Following the 1965 assassination of Malcolm X, Jones moved from Manhattan’s Lower West Side to Harlem, founded the Black Arts Movement—which was considered to be the artistic counterpart to the Black Power Movement—and eventually adopted the name Amiri Baraka. Baraka eventually distanced himself from his own literary movement as well as the concept of black nationalism in later years, due to the influx of what he called “capitulationists.” For the next several decades, Baraka distinguished himself as a man of letters and political thinker by creating three more plays, writing more than two dozen volumes of poetry and non-fiction, editing a series of anthologies, and appearing in close to 30 films. He even collaborated with The Roots on the track “Something In The Way Of Things (In Town),” which appears on the band’s 2002 album Phrenology.

After coming under fire for his post-9/11 poem, “Somebody Blew Up America?,” in 2002, Baraka’s brief stint as the Poet Laureate of New Jersey came to an end when the position was abolished in the middle of his term.
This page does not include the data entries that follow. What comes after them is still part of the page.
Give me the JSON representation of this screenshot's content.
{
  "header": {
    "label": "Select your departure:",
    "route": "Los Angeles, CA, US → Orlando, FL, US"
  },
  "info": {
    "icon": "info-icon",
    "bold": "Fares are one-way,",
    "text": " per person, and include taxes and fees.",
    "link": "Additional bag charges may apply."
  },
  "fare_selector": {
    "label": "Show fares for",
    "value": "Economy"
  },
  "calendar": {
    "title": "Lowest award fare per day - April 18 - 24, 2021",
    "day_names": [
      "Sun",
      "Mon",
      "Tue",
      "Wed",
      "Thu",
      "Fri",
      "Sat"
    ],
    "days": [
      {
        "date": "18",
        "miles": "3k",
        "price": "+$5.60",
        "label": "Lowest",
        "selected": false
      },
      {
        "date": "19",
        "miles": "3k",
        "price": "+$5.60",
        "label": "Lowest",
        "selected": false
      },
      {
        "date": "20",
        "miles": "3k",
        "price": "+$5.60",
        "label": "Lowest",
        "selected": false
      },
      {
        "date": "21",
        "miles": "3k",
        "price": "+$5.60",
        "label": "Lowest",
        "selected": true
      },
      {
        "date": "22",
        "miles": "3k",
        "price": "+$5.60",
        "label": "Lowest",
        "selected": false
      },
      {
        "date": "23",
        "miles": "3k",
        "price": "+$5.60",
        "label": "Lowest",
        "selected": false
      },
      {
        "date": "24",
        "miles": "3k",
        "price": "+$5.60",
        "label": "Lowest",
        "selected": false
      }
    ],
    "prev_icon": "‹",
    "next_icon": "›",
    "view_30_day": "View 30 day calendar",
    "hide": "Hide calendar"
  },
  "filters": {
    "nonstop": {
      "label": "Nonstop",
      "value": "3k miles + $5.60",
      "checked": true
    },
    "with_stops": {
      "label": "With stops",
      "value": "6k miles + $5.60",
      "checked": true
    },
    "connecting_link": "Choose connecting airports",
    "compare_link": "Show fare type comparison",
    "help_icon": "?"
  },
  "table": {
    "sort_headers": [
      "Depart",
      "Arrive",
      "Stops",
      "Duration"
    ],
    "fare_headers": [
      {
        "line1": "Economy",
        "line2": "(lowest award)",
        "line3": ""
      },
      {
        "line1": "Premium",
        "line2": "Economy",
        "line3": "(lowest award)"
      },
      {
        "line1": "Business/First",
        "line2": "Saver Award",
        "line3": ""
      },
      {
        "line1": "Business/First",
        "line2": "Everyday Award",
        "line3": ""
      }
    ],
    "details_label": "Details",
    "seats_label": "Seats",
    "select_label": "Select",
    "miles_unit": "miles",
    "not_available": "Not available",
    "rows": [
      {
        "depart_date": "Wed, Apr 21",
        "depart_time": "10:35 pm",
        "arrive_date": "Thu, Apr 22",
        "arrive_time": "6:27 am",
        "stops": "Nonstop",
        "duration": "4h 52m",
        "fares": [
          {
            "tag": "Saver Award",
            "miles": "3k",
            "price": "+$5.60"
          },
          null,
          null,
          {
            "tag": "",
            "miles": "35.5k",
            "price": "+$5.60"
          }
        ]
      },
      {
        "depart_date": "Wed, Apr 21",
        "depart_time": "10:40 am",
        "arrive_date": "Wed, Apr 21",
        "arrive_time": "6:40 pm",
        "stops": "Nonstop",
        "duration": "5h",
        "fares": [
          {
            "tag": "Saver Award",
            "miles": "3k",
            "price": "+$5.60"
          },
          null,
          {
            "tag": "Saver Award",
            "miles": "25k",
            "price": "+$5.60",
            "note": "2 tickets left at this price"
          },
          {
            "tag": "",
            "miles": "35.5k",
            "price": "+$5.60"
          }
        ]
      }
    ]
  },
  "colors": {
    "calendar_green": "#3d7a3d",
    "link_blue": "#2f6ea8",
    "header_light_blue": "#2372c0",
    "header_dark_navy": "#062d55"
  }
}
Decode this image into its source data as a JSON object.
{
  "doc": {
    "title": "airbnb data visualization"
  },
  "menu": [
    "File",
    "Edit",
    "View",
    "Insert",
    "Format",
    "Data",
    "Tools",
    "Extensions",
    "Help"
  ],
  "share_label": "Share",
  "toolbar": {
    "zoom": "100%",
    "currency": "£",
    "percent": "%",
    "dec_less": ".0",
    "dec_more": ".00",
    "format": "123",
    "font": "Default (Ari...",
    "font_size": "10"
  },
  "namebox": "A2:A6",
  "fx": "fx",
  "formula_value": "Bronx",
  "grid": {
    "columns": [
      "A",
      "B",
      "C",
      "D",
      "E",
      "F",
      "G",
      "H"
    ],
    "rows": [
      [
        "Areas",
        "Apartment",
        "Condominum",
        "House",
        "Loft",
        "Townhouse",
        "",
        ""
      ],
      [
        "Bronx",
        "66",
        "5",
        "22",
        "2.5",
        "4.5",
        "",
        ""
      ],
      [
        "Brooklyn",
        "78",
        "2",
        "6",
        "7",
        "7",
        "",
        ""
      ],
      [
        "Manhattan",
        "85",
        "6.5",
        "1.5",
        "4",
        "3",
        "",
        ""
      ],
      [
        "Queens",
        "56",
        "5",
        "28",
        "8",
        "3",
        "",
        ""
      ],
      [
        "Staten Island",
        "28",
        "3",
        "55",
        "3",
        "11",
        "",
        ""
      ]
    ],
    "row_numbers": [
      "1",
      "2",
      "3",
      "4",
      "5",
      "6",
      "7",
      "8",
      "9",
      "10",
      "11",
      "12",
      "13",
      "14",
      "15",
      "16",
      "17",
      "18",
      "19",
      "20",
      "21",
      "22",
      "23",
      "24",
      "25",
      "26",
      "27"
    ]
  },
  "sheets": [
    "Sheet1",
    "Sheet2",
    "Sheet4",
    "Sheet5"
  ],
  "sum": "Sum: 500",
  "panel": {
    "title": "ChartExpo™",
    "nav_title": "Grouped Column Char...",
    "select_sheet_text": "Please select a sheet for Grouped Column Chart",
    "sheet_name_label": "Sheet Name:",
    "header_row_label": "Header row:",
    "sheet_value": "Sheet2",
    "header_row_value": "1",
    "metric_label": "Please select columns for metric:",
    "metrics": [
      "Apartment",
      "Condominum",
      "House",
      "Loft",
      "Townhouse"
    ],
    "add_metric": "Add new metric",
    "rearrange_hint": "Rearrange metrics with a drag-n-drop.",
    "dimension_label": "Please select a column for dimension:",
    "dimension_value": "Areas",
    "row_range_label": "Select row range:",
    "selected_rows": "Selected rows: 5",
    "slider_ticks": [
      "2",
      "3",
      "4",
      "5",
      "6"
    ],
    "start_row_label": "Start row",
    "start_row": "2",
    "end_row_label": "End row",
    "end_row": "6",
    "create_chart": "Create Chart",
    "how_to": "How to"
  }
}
Trying to discern Baraka’s cultural and literary legacy is complicated, as he has been hailed simultaneously as a pioneer, an outspoken critic of injustice, a proponent of revolution, and a trailblazer for young artists and other movements. Yet, he’s also been derided for misogyny and homophobia in his work. Perhaps it’s best to let the artist and his work speak for themselves.